Elon Musk a annoncé vendredi 28 mars que sa start-up xAI a fait l'acquisition du réseau social X (anciennement Twitter). Cela s'est fait par le biais d'un transfert d'actions, sans liquidité. De plus, l'accord donne une valorisation de 80 milliards de dollars à xAI et de 33 milliards de dollars (45 milliards de valorisation et 12 milliards de dettes) à X, d'après Musk. Celles-ci seront échangées contre des parts dans une nouvelle entité appelée xAI Holdings.
Le milliardaire souligne que les deux entreprises vont combiner leurs données, modèles, capacités de calcul, ressources humaines et canaux de distribution. En résumé, X servira désormais ouvertement à entraîner et évangéliser Grok, le modèle d'IA générative dévéloppé par xAI. C'était en réalité déjà le cas, même si X avait été forcé à quelques concessions dans l'Union européenne (notamment un opt-out sur l'utilisation des données utilisateurs).
Une valorisation peu crédible
L'opération est typique des stratagèmes d'Elon Musk avec ses entreprises.
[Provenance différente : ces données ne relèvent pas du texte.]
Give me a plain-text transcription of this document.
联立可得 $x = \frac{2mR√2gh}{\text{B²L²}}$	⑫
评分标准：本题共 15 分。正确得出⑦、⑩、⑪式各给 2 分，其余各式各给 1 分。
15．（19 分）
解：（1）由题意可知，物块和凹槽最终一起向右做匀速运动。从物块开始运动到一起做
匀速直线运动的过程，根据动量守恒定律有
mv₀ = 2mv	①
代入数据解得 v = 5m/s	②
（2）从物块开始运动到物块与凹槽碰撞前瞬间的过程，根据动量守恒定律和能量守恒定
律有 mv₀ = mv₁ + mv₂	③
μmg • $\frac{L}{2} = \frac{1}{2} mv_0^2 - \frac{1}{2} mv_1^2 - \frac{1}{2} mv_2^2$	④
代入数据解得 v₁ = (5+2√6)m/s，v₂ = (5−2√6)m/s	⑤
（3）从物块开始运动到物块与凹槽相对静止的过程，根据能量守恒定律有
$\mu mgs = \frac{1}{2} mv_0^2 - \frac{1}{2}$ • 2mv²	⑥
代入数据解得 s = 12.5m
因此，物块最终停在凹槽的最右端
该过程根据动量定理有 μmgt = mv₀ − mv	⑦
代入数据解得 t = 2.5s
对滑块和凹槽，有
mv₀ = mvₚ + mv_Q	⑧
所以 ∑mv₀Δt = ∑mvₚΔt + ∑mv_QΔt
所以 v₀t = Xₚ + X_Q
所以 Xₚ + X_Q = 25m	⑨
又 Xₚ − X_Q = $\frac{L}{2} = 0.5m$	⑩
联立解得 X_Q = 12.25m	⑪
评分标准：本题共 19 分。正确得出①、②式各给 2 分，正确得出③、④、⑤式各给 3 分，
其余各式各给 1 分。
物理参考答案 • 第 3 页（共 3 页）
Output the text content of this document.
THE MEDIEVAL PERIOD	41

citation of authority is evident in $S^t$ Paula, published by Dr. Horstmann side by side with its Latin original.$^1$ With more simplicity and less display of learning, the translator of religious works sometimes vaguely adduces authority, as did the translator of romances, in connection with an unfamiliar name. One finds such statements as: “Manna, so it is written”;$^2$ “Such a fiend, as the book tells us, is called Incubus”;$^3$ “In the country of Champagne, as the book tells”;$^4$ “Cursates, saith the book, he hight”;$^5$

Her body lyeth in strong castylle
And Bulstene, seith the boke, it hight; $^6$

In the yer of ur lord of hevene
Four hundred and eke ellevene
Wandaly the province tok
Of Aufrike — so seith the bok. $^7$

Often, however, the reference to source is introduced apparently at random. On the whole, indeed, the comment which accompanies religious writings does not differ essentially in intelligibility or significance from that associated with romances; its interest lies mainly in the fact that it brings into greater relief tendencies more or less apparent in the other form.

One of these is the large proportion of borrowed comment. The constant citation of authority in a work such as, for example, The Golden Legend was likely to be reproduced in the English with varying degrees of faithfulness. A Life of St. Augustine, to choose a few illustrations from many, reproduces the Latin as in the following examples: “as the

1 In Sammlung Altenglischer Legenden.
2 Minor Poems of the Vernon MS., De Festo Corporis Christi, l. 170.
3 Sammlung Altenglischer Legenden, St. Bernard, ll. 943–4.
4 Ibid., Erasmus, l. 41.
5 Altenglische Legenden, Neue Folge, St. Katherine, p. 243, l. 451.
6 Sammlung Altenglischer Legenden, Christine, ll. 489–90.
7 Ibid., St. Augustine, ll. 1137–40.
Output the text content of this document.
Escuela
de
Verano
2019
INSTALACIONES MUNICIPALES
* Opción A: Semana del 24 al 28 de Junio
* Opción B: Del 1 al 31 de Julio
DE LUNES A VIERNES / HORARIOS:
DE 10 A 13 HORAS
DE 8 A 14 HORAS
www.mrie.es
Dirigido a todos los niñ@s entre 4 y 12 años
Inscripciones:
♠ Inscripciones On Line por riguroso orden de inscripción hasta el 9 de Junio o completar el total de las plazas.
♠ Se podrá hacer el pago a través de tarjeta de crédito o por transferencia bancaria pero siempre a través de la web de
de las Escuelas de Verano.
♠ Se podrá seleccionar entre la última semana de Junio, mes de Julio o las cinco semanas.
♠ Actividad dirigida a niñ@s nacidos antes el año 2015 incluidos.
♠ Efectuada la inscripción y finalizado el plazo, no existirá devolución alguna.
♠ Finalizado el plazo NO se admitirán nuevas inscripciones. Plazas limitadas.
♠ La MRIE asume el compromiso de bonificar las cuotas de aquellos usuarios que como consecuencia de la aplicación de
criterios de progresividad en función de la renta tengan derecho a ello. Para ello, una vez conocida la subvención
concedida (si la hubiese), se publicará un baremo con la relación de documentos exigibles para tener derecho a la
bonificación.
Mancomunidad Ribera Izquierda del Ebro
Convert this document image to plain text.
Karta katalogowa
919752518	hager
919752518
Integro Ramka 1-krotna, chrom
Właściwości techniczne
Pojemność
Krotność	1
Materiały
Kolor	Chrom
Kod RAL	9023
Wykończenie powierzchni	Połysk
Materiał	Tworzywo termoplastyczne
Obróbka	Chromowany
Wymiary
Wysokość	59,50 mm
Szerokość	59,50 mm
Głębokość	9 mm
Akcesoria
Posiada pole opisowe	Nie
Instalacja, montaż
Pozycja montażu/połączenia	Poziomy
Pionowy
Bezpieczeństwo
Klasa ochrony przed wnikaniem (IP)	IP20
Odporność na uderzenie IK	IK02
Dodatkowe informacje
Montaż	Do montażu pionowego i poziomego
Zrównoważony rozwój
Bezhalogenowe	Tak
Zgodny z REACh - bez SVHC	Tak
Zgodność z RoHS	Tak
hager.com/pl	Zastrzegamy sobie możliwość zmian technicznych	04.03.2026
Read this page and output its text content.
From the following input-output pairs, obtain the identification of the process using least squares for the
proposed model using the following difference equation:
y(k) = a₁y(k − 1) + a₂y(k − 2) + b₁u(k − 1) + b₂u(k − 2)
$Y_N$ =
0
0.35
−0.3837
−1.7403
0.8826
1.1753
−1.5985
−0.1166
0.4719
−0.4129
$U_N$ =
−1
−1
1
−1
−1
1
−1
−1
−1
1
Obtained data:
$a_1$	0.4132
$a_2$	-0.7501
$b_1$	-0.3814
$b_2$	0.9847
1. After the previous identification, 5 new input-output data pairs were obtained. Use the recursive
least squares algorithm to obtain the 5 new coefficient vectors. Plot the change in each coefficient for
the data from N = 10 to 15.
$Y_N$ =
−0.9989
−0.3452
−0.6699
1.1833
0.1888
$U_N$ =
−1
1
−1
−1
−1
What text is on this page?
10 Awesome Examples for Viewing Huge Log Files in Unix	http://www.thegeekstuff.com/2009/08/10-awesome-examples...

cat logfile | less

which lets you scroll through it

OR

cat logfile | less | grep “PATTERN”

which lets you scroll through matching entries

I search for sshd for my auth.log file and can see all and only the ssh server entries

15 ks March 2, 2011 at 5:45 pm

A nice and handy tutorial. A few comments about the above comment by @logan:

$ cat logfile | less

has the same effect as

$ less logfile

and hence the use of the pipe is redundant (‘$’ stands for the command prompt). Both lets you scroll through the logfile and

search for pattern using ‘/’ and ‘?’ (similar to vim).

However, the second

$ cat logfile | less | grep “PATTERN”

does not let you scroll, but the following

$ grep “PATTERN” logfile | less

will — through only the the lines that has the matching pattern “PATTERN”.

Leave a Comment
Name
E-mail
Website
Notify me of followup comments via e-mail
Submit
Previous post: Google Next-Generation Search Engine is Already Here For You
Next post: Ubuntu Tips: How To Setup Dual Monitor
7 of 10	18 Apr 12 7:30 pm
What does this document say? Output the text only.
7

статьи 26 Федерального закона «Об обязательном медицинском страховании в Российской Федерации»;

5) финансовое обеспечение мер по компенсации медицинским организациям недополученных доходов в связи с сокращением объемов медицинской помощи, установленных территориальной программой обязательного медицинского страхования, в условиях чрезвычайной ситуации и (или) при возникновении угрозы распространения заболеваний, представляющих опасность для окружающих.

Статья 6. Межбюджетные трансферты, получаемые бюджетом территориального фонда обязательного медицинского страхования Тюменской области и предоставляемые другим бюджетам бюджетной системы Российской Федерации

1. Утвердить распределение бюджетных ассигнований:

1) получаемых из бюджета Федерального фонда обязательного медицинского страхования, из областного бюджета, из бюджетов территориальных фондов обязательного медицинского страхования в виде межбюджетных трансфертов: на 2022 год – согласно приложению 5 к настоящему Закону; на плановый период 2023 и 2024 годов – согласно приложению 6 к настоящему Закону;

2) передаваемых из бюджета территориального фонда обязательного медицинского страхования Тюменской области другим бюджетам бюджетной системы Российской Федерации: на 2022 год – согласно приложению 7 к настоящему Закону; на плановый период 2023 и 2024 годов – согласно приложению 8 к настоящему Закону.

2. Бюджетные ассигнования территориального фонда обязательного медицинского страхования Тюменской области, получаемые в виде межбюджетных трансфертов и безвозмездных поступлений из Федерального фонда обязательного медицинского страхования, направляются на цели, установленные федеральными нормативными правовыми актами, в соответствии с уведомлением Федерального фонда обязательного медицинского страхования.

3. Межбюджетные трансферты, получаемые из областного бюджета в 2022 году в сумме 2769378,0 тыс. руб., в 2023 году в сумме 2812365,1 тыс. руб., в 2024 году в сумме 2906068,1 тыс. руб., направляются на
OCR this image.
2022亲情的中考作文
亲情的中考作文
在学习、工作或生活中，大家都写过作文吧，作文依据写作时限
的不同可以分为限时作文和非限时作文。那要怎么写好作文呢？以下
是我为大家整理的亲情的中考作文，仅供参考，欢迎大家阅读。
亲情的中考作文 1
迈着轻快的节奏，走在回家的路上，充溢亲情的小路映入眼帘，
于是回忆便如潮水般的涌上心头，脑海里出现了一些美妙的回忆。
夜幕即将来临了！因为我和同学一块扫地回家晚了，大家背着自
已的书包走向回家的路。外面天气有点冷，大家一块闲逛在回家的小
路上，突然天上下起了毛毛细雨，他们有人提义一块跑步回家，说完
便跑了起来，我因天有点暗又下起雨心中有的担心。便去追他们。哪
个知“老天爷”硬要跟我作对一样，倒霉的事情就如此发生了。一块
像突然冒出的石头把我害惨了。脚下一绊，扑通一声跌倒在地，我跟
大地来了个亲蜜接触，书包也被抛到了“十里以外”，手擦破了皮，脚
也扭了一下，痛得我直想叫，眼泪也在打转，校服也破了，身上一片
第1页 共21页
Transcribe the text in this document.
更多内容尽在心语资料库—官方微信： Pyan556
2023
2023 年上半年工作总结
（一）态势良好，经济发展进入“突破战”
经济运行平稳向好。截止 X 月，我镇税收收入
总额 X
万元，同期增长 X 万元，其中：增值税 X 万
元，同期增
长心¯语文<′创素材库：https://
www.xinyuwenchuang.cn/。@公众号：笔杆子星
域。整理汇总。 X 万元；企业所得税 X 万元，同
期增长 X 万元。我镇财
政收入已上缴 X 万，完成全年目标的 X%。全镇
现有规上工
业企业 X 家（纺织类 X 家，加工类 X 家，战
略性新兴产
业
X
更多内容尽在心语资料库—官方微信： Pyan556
X possédait par exemple 25% de xAI jusqu'à présent, tandis que xAI a démarré en utilisant des infrastructures de calcul qui étaient destinées au constructeur automobile Tesla. X et xAI, en plus d'avoir le même propriétaire, ont utilisé le même cabinet de conseil lors du deal. Difficile dans ces conditions de ne pas soupçonner le fait que la valorisation de la nouvelle structure soit faussée, voire fictive.
Il faut noter par ailleurs que le réseau social X était en difficultés financières depuis son rachat par Elon Musk en 2022 pour 44 milliards de dollars (acquisition à laquelle il a été contrainte après avoir tenté de se désengager). Sa valorisation estimée avait fortement chuté (Fidelity l'estimait à un moment à seulement 10 milliards de dollars), avant de connaître un rebond récemment après qu'Elon Musk ait pris une place prépondérante au sein du gouvernement américain. Ses revenus restent cependant très limités.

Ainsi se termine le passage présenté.